Abstractions
The assignment was to use black paper shapes on a white board to convey, for lack of a better term, art. Feeling, impression, narrative, conflict, something internal to us and conveyed by construction paper. I wanted no part of it. I wanted to overcome technical and creative challenges and come up with a cool image, I had no care for storytelling. Eye of the beholder, right? What difference does the story of the artist make beyond whatever extra credit is available for the deconstruction you’re writing?
So I did my thing, cut out a larger canvas than anyone else was going with, and started sketching out broad arcing strokes across the page. Working out composition and the more complex overlaps on the fly, not a single worthwhile story in mind.
On crit day, I wasn’t listening too closely to the other stories. Honestly didn’t care about most of them. Besides, I was busy making up the story I was supposed to’ve had in mind the entire time. I wound up describing to the class what they already knew; that geometrically, sharp angles represent tension, right angles are stability, and circles are people. The large concentric circles on the left are an adult, with a complex life that’s affected to varying degrees by the different problems and reassurances in their world. The vertical bars are the daily routine, the steady structures we use to ground ourselves; I made it sound like their resemblance to prison bars was intentional just to show off. The disjointed circle on the right is a lost cause. No longer holding it together, his connection to the world is as tenuous as the inconsistent interaction here between circle/square/triangle. The pressures don’t really get to him any more, but nor does the familiar offer comfort.
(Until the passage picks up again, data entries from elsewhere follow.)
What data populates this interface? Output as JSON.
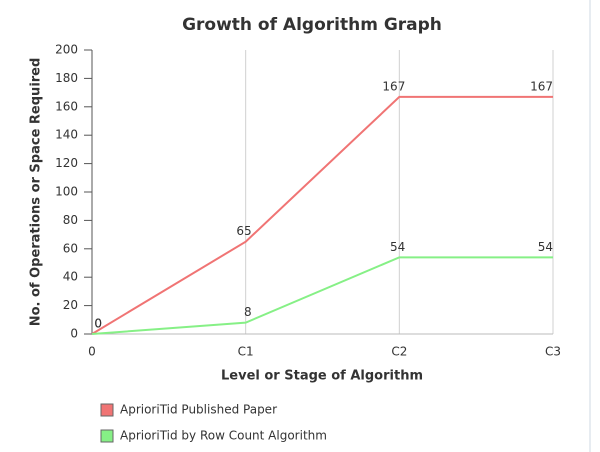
{
  "chart_data": {
    "type": "line",
    "title": "Growth of Algorithm Graph",
    "x_label": "Level or Stage of Algorithm",
    "y_label": "No. of Operations or Space Required",
    "categories": [
      "0",
      "C1",
      "C2",
      "C3"
    ],
    "series": [
      {
        "name": "AprioriTid Published Paper",
        "color": "#f07474",
        "values": [
          0,
          65,
          167,
          167
        ]
      },
      {
        "name": "AprioriTid by Row Count Algorithm",
        "color": "#86f086",
        "values": [
          0,
          8,
          54,
          54
        ]
      }
    ],
    "ylim": [
      0,
      200
    ],
    "yticks": [
      0,
      20,
      40,
      60,
      80,
      100,
      120,
      140,
      160,
      180,
      200
    ],
    "grid": "x"
  }
}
The small circle at the bottom is a child, with less of such complexity; or perhaps a clock, counting down on the poor bastard to the left.
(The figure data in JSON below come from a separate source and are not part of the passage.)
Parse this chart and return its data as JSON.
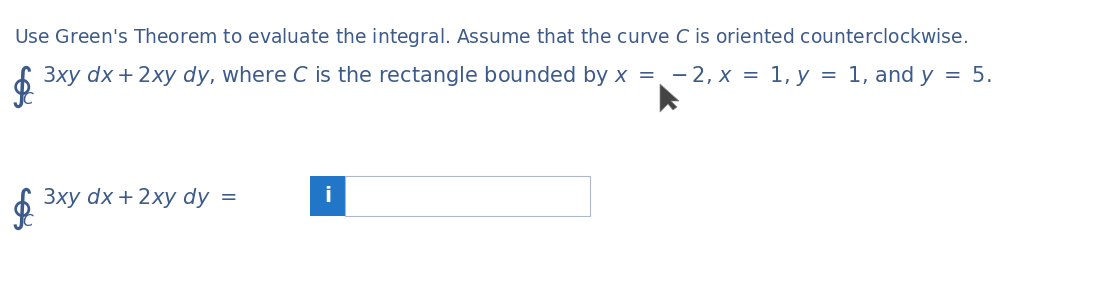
{
  "bg_color": "#ffffff",
  "text_color": "#3c5a8a",
  "line1": "Use Green's Theorem to evaluate the integral. Assume that the curve $C$ is oriented counterclockwise.",
  "input_box_color": "#2176c7",
  "input_box_text": "i",
  "input_box_text_color": "#ffffff",
  "font_size_line1": 13.5,
  "font_size_math": 15,
  "integral_fontsize": 22,
  "sub_C_fontsize": 11
}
The class bought it, the professor bought it, I’d successfully scammed to the spirit of the assignment by having the picture come up with its own gd story. THEN the professor turned my cleverness right back on me. She threw out the whole story and said, “Y’know what? I think it would look better on its side.”
And she was right. It does look better turned. The story completely falls apart in portrait mode, unless you want to account for the vertical by saying the big circle (now) up high is Jesus….the (now) horizontal stripes no longer work as bars, they can be representative of the good life. The steps you take on the righteous path, the (hey, horizontal stripes!) ladder rungs up to (see how this works?) salvation. Triangles become sin, of course. By chance the clock is no longer so close to midnight, fortunate for the toddler its tattooed upon. I’ve kept it on its side ever since, when I turned a copy for this post it looks like a complete mess. I look at the top of this screen and cringe.
So my cool image, with the “integral” narrative, had the narrative thrown out by the prof in favor of making it a cooler image. It’s original coolness was exposed as shit, but better coolness was found in the exact same image. And the picture still writes its own story. Weird how her one suggestion almost made it a 50/50 collaboration.